Interop trade show to examine outstanding mobility issues

One of the technology tracks at this week's Interop conference and exhibition in Las Vegas will address the biggest trends and issues in wireless networking.

Among the burning issues open for discussion at Interop conference sessions this week are the following:

* Nailing up a system for mobile device management (MDM) and security.

PLANNING GUIDE: Virtualization, cloud computing to dominate Interop

Enterprises need to soon implement a strategy for creating and enforcing security policies in an environment where both employee- and corporate-owned wireless devices attach to the corporate network. Why the urgency? There's an onslaught of smart phones and tablets infiltrating the network and an incoming generation of workers accustomed to always-on connectivity regardless of device type.

At a minimum, enterprise MDM strategies at this point in time should include a BlackBerry Enterprise Server and "something else." Whether you need one additional MDM and security supplier or several depends on the vendor tools you already have in place, what they cover and what kinds of policies you'd like to build. Some MDM systems, for example, can virtually divide a mobile device so that it functions both as a personal and corporate device, each with separate rules, billing and remote wipe capabilities. Others don't.

* Large-scale voice and video WLAN deployments.

Wi-Fi is spilling out of conference rooms to become a bona fide, default access network. Now what? As scale changes, so must RF management and monitoring tools, and QoS becomes a bigger factor.
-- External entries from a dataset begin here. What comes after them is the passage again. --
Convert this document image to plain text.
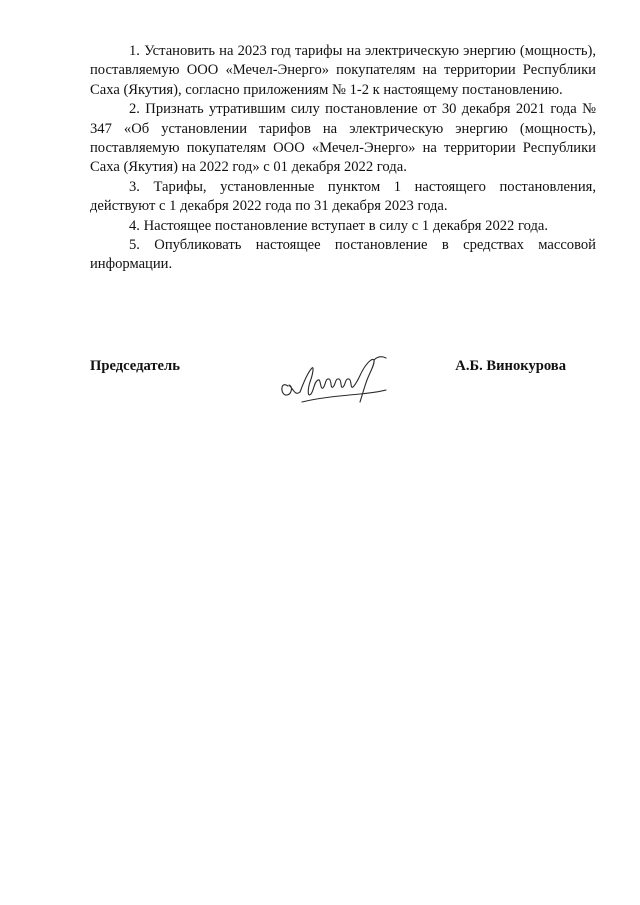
1. Установить на 2023 год тарифы на электрическую энергию (мощность), поставляемую ООО «Мечел-Энерго» покупателям на территории Республики Саха (Якутия), согласно приложениям № 1-2 к настоящему постановлению.

2. Признать утратившим силу постановление от 30 декабря 2021 года № 347 «Об установлении тарифов на электрическую энергию (мощность), поставляемую покупателям ООО «Мечел-Энерго» на территории Республики Саха (Якутия) на 2022 год» с 01 декабря 2022 года.

3. Тарифы, установленные пунктом 1 настоящего постановления, действуют с 1 декабря 2022 года по 31 декабря 2023 года.

4. Настоящее постановление вступает в силу с 1 декабря 2022 года.

5. Опубликовать настоящее постановление в средствах массовой информации.

Председатель	А.Б. Винокурова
Video, of course, is predicted to explode. And while voice over Wi-Fi (Vo-Fi) has been running in enterprises for some time, large-scale deployments are few and far between. Running mission-critical, latency-sensitive voice traffic requires a far different design than data-only WLANs, and enterprises have long been flummoxed about how to test their designs under real-world conditions at scale.

One option might be en route from Integer Wireless, an integrator in Newport Beach, Calif. The company today announced the Wireless Experience Center, to open later this year, which CEO John Clarey describes as a "vendor-neutral, technology-agnostic" 10,000-square-foot facility running a number of wireless vendors' infrastructure equipment, mobile applications, and wireless clients. The idea is to provide a venue for IT to experience more of a real-world aspect to network interoperability and performance beyond vendor spec sheets. Enterprises can bring in their own gear and software to test, too. For example, enterprises could test the efficiencies of putting all mobile voice calls on a Wi-Fi network versus an in-building cellular system using a distributed antenna system (DAS) or other approach.

* Are WLAN controllers in or out?

Determining the appropriate role of the wireless LAN controller going forward will be something for all Wi-Fi-enabled enterprises to contend with. Many of the controller-based WLAN vendors are pushing data forwarding and other capabilities out to the APs for better efficiencies. Others advocate getting rid of the controller altogether, while still others suggest using their unique WLAN controllers as a security overlay in other vendors' Wi-Fi networks. Meanwhile, virtualization technology is allowing WLAN controller functions to move to public cloud services, negating the need for controller hardware on your premises.

These issues form only the tip of mobility iceberg. But they are among the most pressing to address quickly.